By Tom Ballard, Chief Alliance Officer, PYA
GeoAir, one of the start-ups that recently completed the inaugural “AgWorks” accelerator hosted by the Knoxville Entrepreneur Center, has just made it three years in a row for a University of Tennessee (UT)-connected team to make the national finals of the “Farm Bureau Rural Entrepreneurship Challenge.”
The company, founded by Alex Adams, is focused on helping farmers manage mold, a problem that destroys one-third of arable crops.
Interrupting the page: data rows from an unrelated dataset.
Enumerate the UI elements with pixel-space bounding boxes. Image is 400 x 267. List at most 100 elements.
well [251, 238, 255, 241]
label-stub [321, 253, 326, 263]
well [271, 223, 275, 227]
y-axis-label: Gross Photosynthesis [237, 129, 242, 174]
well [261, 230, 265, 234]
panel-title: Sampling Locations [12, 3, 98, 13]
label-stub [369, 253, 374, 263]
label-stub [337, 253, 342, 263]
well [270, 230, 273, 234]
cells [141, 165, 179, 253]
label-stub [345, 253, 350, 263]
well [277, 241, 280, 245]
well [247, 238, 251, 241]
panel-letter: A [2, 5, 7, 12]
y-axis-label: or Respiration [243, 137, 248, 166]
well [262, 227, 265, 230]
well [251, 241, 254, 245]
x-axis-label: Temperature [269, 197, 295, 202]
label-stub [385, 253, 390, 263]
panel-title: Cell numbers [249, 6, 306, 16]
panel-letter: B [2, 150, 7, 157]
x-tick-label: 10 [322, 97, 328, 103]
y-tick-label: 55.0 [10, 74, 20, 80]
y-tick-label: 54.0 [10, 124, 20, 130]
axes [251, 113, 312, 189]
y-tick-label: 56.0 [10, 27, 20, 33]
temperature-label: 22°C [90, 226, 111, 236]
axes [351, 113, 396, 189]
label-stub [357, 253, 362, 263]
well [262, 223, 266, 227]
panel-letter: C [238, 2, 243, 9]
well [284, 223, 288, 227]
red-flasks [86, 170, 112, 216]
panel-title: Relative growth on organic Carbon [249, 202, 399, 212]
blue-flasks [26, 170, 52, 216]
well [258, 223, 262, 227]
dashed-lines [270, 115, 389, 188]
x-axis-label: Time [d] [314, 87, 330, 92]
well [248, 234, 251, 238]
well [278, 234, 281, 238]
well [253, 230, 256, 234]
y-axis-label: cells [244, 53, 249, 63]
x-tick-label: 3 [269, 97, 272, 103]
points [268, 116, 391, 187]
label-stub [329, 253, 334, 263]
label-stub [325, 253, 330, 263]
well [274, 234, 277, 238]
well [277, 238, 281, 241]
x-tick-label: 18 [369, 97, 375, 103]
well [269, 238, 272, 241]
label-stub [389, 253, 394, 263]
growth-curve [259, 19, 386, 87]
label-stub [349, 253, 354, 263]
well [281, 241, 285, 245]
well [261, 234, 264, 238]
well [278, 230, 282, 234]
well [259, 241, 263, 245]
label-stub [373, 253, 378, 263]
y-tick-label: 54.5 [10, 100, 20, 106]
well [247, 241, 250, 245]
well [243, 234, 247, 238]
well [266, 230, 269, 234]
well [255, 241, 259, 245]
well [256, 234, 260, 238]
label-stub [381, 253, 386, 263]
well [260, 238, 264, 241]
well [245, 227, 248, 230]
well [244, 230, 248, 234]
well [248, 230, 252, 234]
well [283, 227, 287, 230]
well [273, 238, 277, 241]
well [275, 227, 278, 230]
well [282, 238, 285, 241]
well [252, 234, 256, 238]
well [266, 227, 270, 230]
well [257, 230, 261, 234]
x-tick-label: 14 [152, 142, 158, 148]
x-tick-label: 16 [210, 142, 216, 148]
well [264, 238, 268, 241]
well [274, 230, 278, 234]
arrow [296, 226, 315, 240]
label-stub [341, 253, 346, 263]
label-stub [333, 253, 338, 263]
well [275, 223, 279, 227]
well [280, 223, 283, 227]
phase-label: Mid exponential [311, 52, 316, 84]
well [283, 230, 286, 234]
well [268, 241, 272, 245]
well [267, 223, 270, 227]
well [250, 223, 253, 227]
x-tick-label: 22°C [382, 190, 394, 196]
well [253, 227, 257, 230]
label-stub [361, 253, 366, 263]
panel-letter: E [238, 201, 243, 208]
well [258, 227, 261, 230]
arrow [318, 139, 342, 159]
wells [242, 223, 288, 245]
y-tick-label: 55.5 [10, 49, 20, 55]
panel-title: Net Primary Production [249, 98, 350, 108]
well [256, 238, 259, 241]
GeoAir’s mold location technology allows farmers to employ a proactive risk management program that enables spot elimination of the mold before it damages the crops.
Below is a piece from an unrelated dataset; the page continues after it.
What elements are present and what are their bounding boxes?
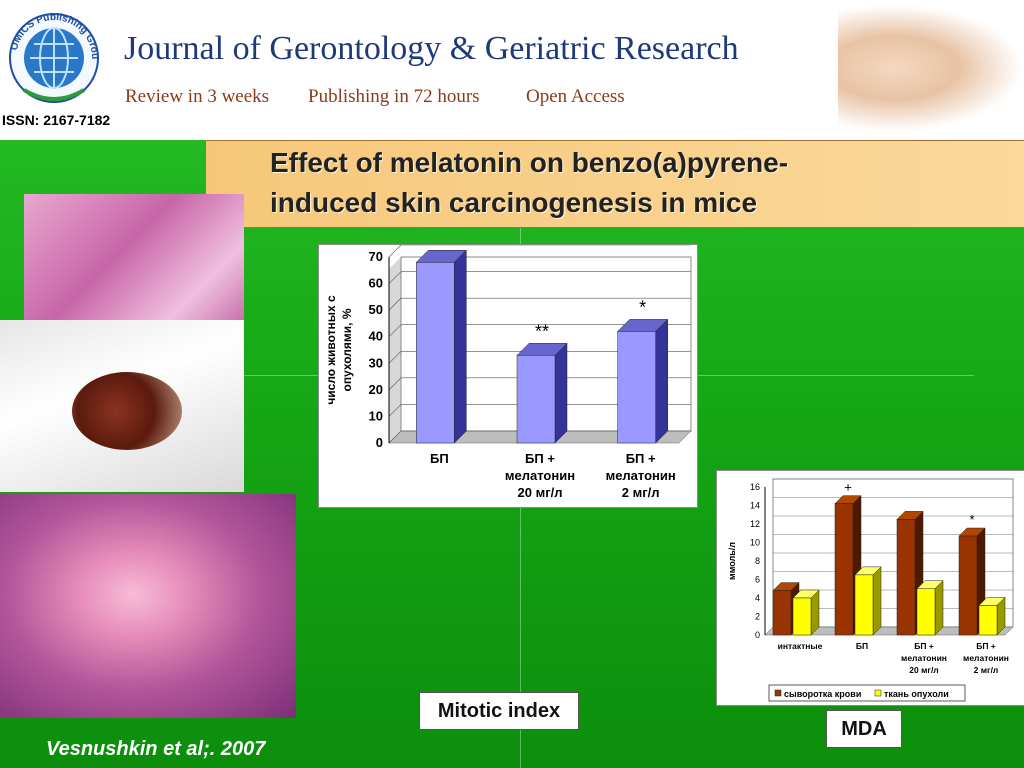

In an announcement made earlier this week in Washington, DC, the American Farm Bureau Federation (AFBF) announced the top 10 teams – four finalists, one of which was GeoAir, and six “best-in-show winners.” The finals are set for January 7 as part of AFBF’s 99th annual convention in Nashville.
There were 471 applicants, and the four finalists were each awarded $15,000. In addition to GeoAir, the others are: Hawk Knob of Lewisburg, WV; SwineTech Inc. of Oskaloosa, IA; and Wild Valley Farms of Croydon, UT.
We caught-up with Adams yesterday afternoon in Washington where he has been since Sunday. To say he was ecstatic would be an understatement.
“It’s validation we are going down the right path,” he said. “Being in the top one percent of the people in the competition is amazing.”
We first spotlighted Adams in this 2013 teknovation.biz article discussing Xada, his hammock start-up. Later, he won the fall 2016 “Vol Court Pitch Competition” for his idea for GeoAir as noted in this article. Adams has continued to perfect the latter concept that he described in this post ahead of the “AgWorks Demo Day.”
The young entrepreneur was most complimentary of the Farm Bureau team, taking specific note of the fact that they helped secure a meeting for him with the appropriate Small Business Innovation Research (SBIR) Program Manager in the U.S. Department of Agriculture in 15 minutes. He also said that he had just completed the inaugural I-Corps South cohort hosted by UT, another beneficial opportunity.
One should take special note of the success of UT-connected teams in the Farm Bureau competition. GeoAir is the third in three years to make the finals. Grow Bioplastics did so in 2016 for the early 2017 finals (see teknovation.biz article here), and FarmSpec did so in 2015 for the 2016 competition (see that teknovation.biz post here).
What’s in it for the winner in January? The start-up selected by a panel of judges as “Farm Bureau Entrepreneur of the Year” will earn an additional $15,000 for a total of $30,000 in prize money. The winner of the “People’s Choice” award, chosen by a public vote, gets an additional $10,000 for a total of $25,000 in prize money.